18. The method according to any one of claims 15 to 17, characterized in that SrTi0 _{3 is} used as the ferroelectric material (12).

19. The method according to any one of claims 15 to 18, characterized in that Ba _x Sri_ _x i0 _{3 is} used as the ferroelectric material (12).

20. The method according to any one of claims 15 to 19, characterized in that the ferroelectric material (12) in one

Layer thickness in the range of about 0.3 - 5 microns is applied.

21. The method according to any one of claims 15 to 20, characterized in that an area is structured out of the ferroelectric material (12), which has a lateral extent in the range of about 0.5 - 10 microns.

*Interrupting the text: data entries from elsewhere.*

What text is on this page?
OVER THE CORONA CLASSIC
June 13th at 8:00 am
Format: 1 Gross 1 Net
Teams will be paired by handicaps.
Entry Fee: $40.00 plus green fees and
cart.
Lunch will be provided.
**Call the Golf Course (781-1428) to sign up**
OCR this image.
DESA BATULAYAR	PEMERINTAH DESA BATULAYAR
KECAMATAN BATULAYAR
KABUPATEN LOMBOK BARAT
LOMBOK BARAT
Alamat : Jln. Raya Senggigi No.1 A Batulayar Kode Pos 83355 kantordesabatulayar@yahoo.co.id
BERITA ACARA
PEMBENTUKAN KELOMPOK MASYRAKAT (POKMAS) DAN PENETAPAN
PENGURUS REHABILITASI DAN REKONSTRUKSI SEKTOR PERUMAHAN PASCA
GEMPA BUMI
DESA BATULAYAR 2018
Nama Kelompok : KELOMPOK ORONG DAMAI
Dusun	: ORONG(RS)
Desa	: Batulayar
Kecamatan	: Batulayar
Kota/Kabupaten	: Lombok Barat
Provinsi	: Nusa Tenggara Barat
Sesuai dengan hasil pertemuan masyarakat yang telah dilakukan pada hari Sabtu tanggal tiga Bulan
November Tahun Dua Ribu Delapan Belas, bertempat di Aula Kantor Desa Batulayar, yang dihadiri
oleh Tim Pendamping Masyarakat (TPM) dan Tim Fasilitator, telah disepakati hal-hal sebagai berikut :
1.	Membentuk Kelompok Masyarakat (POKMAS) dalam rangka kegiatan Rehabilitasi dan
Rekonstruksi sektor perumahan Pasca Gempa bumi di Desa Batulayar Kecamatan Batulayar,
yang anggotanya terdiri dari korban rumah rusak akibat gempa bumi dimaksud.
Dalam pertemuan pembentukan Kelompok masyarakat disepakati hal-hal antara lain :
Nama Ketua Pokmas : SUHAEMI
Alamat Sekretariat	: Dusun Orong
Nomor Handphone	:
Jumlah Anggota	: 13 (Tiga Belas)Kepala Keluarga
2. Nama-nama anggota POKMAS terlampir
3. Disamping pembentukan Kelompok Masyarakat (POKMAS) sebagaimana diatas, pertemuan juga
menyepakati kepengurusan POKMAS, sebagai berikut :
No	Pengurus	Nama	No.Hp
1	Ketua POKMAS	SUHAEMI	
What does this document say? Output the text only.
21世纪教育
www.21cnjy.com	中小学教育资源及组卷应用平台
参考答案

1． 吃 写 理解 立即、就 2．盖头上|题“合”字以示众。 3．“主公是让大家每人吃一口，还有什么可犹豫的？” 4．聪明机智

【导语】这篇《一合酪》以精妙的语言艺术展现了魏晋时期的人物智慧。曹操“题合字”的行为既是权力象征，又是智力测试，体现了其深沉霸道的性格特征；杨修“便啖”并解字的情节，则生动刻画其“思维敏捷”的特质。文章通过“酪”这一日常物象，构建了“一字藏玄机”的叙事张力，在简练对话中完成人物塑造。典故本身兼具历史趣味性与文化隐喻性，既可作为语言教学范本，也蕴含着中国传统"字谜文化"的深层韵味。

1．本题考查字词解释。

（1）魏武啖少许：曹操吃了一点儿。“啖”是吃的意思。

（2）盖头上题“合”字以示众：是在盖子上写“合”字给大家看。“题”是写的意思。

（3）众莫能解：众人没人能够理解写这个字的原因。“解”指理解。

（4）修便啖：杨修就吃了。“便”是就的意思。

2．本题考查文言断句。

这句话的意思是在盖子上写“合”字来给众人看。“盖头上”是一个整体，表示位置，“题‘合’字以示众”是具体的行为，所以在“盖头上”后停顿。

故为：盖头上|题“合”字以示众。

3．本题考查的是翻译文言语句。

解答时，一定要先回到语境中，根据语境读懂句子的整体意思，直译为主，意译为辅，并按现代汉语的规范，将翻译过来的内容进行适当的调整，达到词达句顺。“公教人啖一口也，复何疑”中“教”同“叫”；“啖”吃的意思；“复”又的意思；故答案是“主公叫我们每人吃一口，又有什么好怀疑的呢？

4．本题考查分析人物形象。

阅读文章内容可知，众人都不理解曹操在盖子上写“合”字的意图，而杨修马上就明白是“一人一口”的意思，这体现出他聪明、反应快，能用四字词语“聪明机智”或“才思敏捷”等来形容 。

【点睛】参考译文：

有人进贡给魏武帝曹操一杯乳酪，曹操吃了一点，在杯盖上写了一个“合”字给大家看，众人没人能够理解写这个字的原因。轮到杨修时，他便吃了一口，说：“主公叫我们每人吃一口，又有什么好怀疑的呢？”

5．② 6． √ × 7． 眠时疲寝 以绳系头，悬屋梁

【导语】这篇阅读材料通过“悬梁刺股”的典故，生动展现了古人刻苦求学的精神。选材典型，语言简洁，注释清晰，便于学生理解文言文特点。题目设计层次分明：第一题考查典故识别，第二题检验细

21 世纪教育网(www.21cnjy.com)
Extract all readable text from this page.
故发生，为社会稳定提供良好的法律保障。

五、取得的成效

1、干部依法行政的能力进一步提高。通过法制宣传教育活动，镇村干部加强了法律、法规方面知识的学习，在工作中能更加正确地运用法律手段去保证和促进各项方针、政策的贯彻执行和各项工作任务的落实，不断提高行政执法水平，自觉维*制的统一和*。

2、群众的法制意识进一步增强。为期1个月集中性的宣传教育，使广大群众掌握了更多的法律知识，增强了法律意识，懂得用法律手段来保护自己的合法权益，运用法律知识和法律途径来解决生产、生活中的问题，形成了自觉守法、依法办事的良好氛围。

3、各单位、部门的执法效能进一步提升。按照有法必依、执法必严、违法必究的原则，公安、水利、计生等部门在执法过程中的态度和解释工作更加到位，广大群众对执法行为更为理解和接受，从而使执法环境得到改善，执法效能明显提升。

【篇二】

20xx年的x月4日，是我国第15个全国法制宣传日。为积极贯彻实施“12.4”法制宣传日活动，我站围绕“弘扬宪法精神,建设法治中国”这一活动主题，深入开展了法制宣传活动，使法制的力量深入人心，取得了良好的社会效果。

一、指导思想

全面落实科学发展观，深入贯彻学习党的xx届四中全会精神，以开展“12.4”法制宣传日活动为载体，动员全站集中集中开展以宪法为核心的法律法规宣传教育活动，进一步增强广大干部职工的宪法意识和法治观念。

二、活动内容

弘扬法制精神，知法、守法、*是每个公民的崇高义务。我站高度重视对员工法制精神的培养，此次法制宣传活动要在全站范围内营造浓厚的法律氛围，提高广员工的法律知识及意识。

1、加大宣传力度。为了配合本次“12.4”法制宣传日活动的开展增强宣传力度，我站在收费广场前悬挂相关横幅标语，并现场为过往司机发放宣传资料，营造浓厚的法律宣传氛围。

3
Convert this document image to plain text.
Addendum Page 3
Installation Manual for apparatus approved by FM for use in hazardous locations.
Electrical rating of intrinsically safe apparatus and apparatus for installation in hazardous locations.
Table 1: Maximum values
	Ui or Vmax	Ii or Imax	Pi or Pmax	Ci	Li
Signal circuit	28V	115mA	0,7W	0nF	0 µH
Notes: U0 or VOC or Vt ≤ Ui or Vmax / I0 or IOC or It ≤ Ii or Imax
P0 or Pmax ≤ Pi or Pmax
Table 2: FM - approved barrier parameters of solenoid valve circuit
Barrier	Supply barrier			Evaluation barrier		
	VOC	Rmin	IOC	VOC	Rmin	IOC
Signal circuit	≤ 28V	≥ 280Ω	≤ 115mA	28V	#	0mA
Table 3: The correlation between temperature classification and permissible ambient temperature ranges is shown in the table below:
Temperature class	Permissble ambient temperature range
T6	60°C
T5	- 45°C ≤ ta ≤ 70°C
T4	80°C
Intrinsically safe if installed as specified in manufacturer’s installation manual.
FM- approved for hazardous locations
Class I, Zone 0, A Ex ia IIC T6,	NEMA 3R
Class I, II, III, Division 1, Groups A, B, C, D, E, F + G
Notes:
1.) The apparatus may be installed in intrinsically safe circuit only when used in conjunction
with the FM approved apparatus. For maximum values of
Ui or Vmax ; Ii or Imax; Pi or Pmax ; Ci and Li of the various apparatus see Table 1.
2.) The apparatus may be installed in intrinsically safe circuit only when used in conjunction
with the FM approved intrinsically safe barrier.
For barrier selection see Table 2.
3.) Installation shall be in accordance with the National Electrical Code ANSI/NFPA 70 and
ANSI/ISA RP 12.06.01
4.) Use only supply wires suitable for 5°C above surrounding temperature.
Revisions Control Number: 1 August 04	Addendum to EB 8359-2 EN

22. The method according to any one of claims 15 to 21, characterized in that the electrically conductive layer (10) is applied in a smaller layer thickness than the ferroelectric layer (12).

23. The method according to any one of claims 15 to 22, characterized in that electrically conductive material (18) is arranged on the ferroelectric material (12).

24. The method according to any one of claims 15 to 23, characterized in that on the ferroelectric material (12) arranged electrically conductive material (18) is removed.

25. The method according to any one of claims 15 to 24, characterized in that the structuring is carried out by lithography and dry etching.

26. The method according to any one of claims 15 to 25, characterized in that the interruption (16) of the electrically conductive layer (10) is produced by etching.

27. The method according to any one of claims 15 to 26, characterized in that an interface between the ferroelectric material (12) and the electrically conductive material (10) is post-treated.